The other restriction is bandwidth. A Link 16 network typically handles data at rates of between 2.4kbps to 16 kbps. As a means of comparison, an average household wifi network handles data at speeds of megabits per second. Until now the TDL’s data rates have been adequate for supporting air operations. Nonetheless, the quantity of data which will be needed to support air operations in the future will only increase. 

The growing number of sensors hosted by aircraft, not to mention the so-called ‘Internet of Battlefield Things’ where platforms and weapons are networked as well as sensors, will trigger ever more demand for bandwidth.

One potential solution could be found in cloud computing. Israel’s IAI is one company which has developed cloud-based air operations command and control/situational awareness tools, as illustrated by its OPAL product (pictured). 

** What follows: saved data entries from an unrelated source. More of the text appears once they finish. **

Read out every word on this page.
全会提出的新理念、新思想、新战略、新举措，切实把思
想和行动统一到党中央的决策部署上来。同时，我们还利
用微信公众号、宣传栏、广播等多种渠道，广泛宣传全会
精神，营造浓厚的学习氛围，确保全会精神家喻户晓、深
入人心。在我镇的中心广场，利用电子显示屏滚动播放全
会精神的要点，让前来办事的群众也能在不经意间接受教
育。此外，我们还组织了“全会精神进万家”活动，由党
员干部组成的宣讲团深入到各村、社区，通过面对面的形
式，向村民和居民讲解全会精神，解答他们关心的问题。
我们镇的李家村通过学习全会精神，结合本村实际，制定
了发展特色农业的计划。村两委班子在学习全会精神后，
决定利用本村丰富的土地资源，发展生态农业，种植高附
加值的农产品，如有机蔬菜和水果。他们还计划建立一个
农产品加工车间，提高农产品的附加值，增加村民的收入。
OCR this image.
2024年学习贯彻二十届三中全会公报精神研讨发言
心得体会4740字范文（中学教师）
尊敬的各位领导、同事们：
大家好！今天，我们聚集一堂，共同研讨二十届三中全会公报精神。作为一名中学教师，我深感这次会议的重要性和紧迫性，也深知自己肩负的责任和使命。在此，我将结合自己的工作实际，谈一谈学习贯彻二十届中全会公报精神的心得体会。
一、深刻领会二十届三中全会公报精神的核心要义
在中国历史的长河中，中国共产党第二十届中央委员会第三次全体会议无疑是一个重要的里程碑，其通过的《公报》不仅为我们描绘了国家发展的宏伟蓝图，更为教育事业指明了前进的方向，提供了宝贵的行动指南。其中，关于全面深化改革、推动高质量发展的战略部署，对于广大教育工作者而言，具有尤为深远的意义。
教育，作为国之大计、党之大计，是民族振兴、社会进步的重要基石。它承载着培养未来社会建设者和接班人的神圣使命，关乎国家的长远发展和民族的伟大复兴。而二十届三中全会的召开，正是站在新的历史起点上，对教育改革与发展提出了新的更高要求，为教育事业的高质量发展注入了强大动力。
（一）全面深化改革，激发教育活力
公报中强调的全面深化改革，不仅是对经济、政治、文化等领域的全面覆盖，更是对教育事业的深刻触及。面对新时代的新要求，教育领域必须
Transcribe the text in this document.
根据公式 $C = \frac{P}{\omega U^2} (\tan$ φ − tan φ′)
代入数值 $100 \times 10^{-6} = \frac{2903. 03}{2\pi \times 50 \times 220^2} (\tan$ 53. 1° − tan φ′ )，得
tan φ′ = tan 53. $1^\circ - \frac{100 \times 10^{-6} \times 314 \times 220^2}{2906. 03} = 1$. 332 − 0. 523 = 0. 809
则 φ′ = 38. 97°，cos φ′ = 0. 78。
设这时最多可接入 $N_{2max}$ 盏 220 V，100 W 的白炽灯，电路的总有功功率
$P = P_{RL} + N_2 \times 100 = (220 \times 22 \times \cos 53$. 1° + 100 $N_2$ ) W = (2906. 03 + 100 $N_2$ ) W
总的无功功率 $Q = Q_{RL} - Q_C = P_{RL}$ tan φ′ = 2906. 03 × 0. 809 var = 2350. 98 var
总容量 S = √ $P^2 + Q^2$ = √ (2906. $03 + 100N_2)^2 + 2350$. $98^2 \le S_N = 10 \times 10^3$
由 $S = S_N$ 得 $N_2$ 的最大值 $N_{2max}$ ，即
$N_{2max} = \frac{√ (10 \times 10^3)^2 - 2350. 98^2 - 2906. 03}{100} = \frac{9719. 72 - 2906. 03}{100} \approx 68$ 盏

This can tie a host of air platforms together using only minor modifications to their conventional voice radios and TDLs allowing them to share information on a cloud. Such a network can grow and shrink organically according to the number of participants, and work in a real time manner, thanks to eschewing the TDMA approach. 

Moreover, significant increases in bandwidth can comfortably accommodate the exponential growth in data associated not only with air operations, but their counterparts in the land and sea domains. Link 16 certainly has several more years of service ahead, yet advances in cloud computing do offer a potential means to augment the TDL’s capabilities, possibly even replacing it one day.